Alex Colville: Beneath the Surface
"More than any other artist in Canada, Colville has a galvanizing,
sea-to-shining-sea appeal."
Toronto Star
I am really looking forward to going to see the Art Gallery of Ontario's
retrospective exhibition in honour of Alex Colville, who died last
year. His work is indeed appealing, yet mysterious, and somehow
strikes a chord with many people. Spanning Alex Colville's entire
career, this is the biggest show of his work ever assembled.
As reported in the Toronto Star, "More than any other artist in Canada,
Colville's images permeate both our psyche and our everyday life…" This
has certainly been true for me. I remember when I was a child, and
Canada was celebrating its Centennial in 1967, how fascinated I was by
the beautiful new Canadian coins with the rock dove on the penny, the
hopping rabbit on the nickel, the mackerel on the dime, and the bobcat
on the quarter. Little did I know that they were designed by Alex Colville.
I don't remember ever having a fifty cent piece with its howling wolf,
or a dollar coin with its Canada goose, but perhaps the
Royal Canadian Mint will some day reissue these lovely coins.

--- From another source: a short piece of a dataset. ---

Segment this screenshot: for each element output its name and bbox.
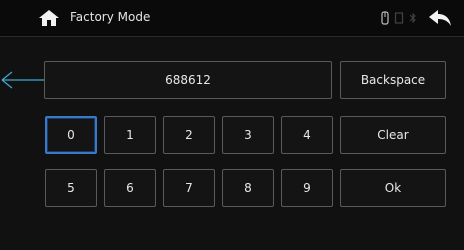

Later, when I lived in Montreal, I remember going to the Montreal
Museum of Fine Arts and being intrigued and somewhat puzzled by
Alex Colville's 1964 painting, "Church and Horse." Along with several
other of Alex Colville's images, it has appeared on a Canadian postage
stamp.
Alex Colville's images were there again when I went on a trip to Ottawa,
to visit the Canadian War Museum. His sombre paintings reflected how
profoundly this 24 year-old artist was affected by what he saw in Europe, particularly after the 1945 liberation of the Bergen-Belsen concentration
camp. Alex Colville had become an official war artist in 1944, having
joined the army after graduating from Mount Allison University in
New Brunswick. Alex Colville had moved to Nova Scotia as a child in
1929, and was born in Toronto in 1920.
After World War II, Alex Colville turned to painting images with which
we are more familiar: his family, animals and landscape. As familiar
as these images are to us from reproductions, book and record covers,
I was still somewhat startled to learn that four of his works appear
in Stanley Kubrick's horror film, "The Shining." Alex Colville also
thought Joel and Ethan Coen were "great filmmakers," according to
his daughter, Ann Kitz. Ann Kitz is the keeper of her father's artistic
legacy, and has been involved in the Art Gallery of Ontario's current
exhibition. Here is her touching recollection of her father, and his
relationship with her mother, Rhoda Colville:
Not only familiar to many Canadians, Alex Colville's paintings reached
a wider audience with the touring exhibition of his 1983 Art Gallery
of Ontario retrospective. The exhibition toured in Germany and the
Far East, and, for the first time for a living Canadian artist, to Japan.
Gu Xiong, a Vancouver-based artist, has said that "Horse and Train"
had a profound influence on him when it was shown in China in the
1980s.
You can visit the Art Gallery of Ontario for free with a Sun Life Financial
Museum + Arts Pass, and look forward to discovering what the
exhibition's curator, Andrew Hunter, says about Alex Colville's work,
"There's what you see on the surface, but you can so easily go
deeper. He wasn't controlling about that. He wanted you to come
to the work and take it where you want to go."




4 thoughts on “Alex Colville: Beneath the Surface”
Great post, Muriel. I had no idea Colville was behind the mackerel dime, the bobcat quarter and the rabbit nickel. I’m going to have to watch “The shining” again to spot the Alex Colville works!
Thank you, Maureen. I am just so glad I appreciated Alex Colville’s work in such a tangible way with the Centennial coins, before I even knew who he was. You are braver than me to watch “The Shining” again, but it would be interesting to spot Alex Colville’s paintings in the film!
This is a nice tribute. I did not realize the 1967 coins involved his creative talents. This was an enjoyable read.
Thank you very much, Ann. It was interesting to reflect on how much Alex Colville’s images have had a part in my, and other people’s, lives.